Mais enfin si l’on pose d’emblée une jouissance première, non castrée, il ne s’ensuit pas que l’on accrédite la thèse d’une jouissance maternelle monstrueuse, jouissance absolue du corps de l’autre ; l’on pose seulement un principe de “relativation” qui inclut ou plutôt produit la castration comme une possibilité. Au lieu de fantasmer sur une jouissance féminine inatteignable, qui fait fond sur une non moins mythique jouissance maternelle, pourquoi ne pas prendre cette autre jouissance, la jouissance féminine comme hypothèse de départ ? On peut tenir à l’appellation de “jouissance féminine”, mais à ce niveau il n’y a plus lieu de séparer les hommes et les femmes ou l’homme et les femmes ; il y a bien sexuation — il n’y a même que cela, antérieurement à la castration — mais non plus différence des sexes : comment seraient-ils concevables “avant” la sexuation, c’est-à-dire la jouissance du sexe, du corps comme sexe ? La jouissance phallique peut bien alors se confondre, à quelques nuances près, avec la castration, elle perd de toute façon son rôle central de “séparation des jouissances”; ce n’est plus elle qui relativise et limite la jouissance, mais la jouissance qui limite et interdit toute auto-suffisance de sa part (notamment théorique, comme on l'a dit, puisqu’elle investit en priorité l’élément du langage).
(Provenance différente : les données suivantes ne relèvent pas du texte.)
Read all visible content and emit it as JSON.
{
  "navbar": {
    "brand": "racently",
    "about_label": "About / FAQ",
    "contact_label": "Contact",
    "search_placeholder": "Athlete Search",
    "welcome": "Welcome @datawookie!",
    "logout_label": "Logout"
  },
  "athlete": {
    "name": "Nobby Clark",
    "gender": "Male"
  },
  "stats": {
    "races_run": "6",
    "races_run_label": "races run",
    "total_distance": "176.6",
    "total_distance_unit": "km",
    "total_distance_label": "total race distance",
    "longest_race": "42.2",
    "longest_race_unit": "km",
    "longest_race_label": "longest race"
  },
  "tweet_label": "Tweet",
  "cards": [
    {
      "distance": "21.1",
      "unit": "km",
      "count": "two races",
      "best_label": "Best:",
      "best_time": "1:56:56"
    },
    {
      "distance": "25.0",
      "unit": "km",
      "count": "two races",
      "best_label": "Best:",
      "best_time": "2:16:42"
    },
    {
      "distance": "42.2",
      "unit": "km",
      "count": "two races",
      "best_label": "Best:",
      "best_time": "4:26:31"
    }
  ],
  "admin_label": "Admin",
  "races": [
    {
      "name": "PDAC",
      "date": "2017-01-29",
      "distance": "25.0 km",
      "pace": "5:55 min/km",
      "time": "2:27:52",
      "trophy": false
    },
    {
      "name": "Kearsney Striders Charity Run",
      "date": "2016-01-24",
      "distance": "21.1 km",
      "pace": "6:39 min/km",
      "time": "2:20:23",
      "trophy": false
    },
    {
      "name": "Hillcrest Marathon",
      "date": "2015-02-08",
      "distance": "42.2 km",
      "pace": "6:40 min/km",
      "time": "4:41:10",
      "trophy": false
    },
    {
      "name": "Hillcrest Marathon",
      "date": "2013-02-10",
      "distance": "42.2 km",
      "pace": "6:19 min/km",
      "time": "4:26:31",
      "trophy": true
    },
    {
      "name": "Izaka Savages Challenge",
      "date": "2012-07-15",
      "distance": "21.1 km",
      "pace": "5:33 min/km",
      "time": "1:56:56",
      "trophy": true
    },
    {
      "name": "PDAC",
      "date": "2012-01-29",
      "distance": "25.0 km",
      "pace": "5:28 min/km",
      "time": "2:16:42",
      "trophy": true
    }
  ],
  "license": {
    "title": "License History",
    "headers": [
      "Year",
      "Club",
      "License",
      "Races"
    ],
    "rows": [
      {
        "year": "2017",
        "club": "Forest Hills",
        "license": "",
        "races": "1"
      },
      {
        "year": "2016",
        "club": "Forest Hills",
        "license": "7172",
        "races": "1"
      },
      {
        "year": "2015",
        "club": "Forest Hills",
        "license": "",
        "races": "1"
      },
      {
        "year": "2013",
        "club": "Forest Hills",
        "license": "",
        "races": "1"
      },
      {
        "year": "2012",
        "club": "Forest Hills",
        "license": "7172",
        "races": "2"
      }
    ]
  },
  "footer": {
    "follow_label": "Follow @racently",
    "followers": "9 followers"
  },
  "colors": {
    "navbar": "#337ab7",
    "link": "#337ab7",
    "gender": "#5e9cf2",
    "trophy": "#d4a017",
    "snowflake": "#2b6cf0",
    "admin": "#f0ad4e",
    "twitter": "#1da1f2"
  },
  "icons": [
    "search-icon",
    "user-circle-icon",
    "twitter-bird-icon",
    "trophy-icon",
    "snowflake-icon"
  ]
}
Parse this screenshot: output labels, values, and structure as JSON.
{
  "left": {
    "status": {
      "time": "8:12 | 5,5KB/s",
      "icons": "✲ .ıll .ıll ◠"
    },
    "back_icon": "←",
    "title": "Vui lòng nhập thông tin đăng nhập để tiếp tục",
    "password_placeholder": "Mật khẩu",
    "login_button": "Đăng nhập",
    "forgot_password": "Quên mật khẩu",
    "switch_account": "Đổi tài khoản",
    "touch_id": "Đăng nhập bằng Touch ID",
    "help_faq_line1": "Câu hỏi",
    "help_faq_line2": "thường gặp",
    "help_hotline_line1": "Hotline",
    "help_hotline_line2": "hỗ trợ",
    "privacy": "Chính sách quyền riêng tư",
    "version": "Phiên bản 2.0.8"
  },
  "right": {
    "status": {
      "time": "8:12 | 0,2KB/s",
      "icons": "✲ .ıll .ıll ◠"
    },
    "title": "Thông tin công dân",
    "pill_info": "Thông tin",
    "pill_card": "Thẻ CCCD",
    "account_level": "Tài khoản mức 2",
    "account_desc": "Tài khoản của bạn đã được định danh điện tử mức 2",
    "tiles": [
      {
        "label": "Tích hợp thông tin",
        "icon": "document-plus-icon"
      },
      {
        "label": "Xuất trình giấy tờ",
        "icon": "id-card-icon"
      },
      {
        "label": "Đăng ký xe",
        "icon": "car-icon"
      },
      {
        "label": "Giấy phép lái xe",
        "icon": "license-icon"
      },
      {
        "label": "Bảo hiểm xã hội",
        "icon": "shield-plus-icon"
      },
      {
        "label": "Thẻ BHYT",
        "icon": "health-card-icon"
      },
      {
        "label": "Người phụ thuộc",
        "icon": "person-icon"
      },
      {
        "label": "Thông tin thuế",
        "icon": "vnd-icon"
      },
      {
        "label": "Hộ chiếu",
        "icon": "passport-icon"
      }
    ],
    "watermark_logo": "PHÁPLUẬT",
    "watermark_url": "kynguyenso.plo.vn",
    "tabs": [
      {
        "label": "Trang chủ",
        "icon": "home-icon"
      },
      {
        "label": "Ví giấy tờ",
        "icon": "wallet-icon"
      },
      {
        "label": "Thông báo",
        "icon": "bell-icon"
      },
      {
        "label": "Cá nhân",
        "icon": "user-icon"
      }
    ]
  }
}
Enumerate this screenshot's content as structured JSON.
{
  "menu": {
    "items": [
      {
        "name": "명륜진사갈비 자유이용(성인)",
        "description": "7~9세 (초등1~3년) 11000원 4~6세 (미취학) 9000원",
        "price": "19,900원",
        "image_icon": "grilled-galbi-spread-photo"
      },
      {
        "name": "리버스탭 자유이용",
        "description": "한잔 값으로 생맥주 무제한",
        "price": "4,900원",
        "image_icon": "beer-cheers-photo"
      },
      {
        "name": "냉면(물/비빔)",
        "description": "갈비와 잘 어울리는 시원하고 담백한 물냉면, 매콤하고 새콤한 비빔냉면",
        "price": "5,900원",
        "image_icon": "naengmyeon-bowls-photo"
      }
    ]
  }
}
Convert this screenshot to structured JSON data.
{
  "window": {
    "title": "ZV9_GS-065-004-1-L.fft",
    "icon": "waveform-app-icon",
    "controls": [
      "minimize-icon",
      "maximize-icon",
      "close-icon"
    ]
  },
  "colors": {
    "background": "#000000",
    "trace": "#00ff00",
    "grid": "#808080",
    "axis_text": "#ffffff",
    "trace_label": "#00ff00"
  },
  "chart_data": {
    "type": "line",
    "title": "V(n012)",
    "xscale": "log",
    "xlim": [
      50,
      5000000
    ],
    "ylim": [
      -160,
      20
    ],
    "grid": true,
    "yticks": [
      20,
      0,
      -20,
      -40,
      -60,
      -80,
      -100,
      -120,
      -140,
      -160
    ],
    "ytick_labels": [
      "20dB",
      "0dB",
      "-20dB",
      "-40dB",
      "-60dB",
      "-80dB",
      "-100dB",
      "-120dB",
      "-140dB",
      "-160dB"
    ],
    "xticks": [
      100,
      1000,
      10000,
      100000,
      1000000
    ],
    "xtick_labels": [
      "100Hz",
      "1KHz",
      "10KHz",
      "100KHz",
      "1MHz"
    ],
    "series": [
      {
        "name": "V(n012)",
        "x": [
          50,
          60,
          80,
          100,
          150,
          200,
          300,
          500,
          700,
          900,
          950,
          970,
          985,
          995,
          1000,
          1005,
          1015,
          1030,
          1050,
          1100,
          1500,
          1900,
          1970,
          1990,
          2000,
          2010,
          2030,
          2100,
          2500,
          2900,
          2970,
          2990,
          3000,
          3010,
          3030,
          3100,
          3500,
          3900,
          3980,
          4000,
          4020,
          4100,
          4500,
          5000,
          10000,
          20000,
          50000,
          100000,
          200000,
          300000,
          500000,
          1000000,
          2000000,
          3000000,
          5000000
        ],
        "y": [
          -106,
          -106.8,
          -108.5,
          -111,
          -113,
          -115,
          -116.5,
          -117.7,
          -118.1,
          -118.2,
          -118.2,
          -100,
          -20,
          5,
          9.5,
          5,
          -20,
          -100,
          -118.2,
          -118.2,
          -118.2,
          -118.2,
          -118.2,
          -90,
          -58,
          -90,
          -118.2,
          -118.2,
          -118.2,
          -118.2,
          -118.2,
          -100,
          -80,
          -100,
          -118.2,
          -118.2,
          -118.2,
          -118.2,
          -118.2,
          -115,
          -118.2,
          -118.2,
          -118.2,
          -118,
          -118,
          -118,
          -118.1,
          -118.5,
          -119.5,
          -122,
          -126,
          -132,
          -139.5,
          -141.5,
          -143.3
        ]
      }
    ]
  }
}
De toute façon on est en droit d’isoler un concept pleinement positif du phallus, considéré comme cause immanente du désir, et non plus symbole d’une jouissance impossible ou parfois support d’une jouissance décrite comme “bête” par Lacan, car essentiellement isolée : “il n’y a que le phallus à être heureux — pas le porteur dudit" (Lacan). Le porteur, lui, dans la jouissance phallique, reste pris entre les mots et l’organe : c’est sans doute son moindre mal. Mais d’une façon générale le phallus “doit être enlevé à l’ontologie privationnelle de la sexualité” (Laruelle) pour symboliser le désir et ses objets, un désir intégré dans le champ de la jouissance et ne contredisant pas celui-ci, ou ne le dédoublant pas comme désir-de-jouissance selon un vieux modèle sous-jacent platonicien, éminemment philosophique. Il y aurait plutôt selon nous une jouissance propre du désir, donc de la castration, donc du phallus — ces trois termes n’ayant plus à porter le poids de la jouissance, à la dédoubler de façon systématique comme c’est le cas en psychanalyse. Cette réévaluation générale, transcendantale, peut prendre deux aspects. Soit l’on fait du désir de jouissance, de la jouissance castrée d’après sa définition analytique, l’objet unilatéral de la jouissance “pure” (purement Autre) ; soit l’on place la castration du côté sujet où elle s’identifie à la jouissance, mais sans l’aliéner ou la doubler spécialement, et nous pouvons alors isoler le terme objet comme étant le “castré transcendantal”, soit une donnée absolument apriorique. Cependant, il apparaît à l’évidence que le castré n’est pas seulement objectivé et conceptualisé, même sous ces conditions transcendantales ; il représente d’abord le conditionné réel (de) tout Homme, la cause réelle et non le corrélat d’une opération (mythique ou conceptuelle) de castration. Aucune négativité, ni même aucune positivité ne doit s’y attacher ; simplement un réel-humain non dramatique où pour la première fois, le castré, le divisé, etc. représentent une identité absolue car, en tant que termes, ils ne subissent pas eux-mêmes circulairement la castration, la division, etc..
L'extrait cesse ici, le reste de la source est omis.